サーバ仮想化市場、年平均成長率は30%以上超に:仮想化がコスト削減の引き金に
コスト削減の一環としてサーバの仮想化を選択する企業が増えそうだ。ミック経済研究所の調査によるとサーバ仮想化ソリューションの市場規模は、2013年度まで年率30%以上の成長を続ける。
市況の悪化が進む中、コスト削減の一手として注目が集まるのが仮想化だ。調査会社のミック研究所は、サーバの仮想化サービスを構成するハードウェア、ソフトウェア、構築、保守・運用を「サーバ仮想化ソリューション」と定義し、同市場を調査したところ、2013年度まで年平均30.9%で成長し、2012年度には3920億円規模になることが分かった。

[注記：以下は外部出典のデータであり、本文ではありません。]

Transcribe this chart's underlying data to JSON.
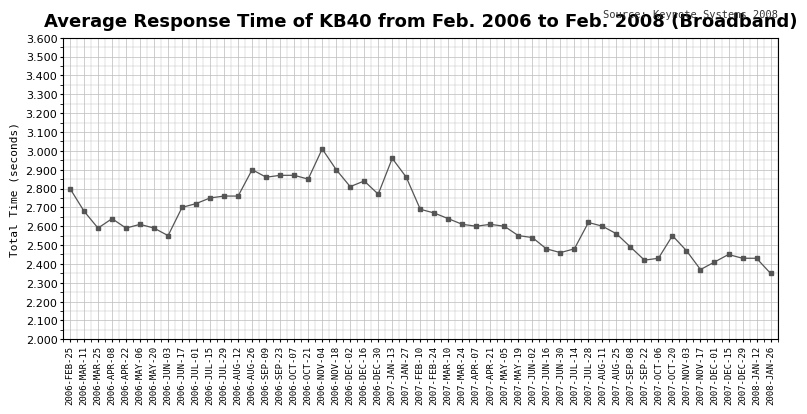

同研究所は、サーバ仮想化ソリューション市場が本格的に成長し始めたのは2008年度と分析。2007年度に試験段階だった仮想化環境のシステムが本番環境に移行するなど、案件ベースで仮想化の採用が増えたことが、市場規模を拡大させた。数千台規模の大規模なサーバ統合の案件を獲得したITベンダーが出てきたことや、「Hyper-V」や「Oracle VM」といった仮想化ソフトウェアが普及したこともあり、2008年度の市場規模は前年比159.9%の1248億円に達した。
コスト削減に対する企業の意欲は旺盛で、2009年度以降も市場規模は膨らむ見通し。2008年度下期以降、入れ替える予定だったサーバを仮想化環境に移行することで、ハードウェアの投資コストを削減しようとするユーザー企業が増えているという。シンクライアント(記憶装置を持たない端末)やディザスタリカバリ(災害復旧)の用途でも、仮想化ソリューションの利用が拡大するという。
調査は、国内のハードウェアベンダー、仮想化ソフトウェアベンダー、システムインテグレーター計50社に実施。VMwareやHyper-V、オープンソースの仮想化ソフトウェア「Xen」など代表的は仮想化ソフトウェア9つについて、サービスや業種、用途などに分けて、市場規模を分析した。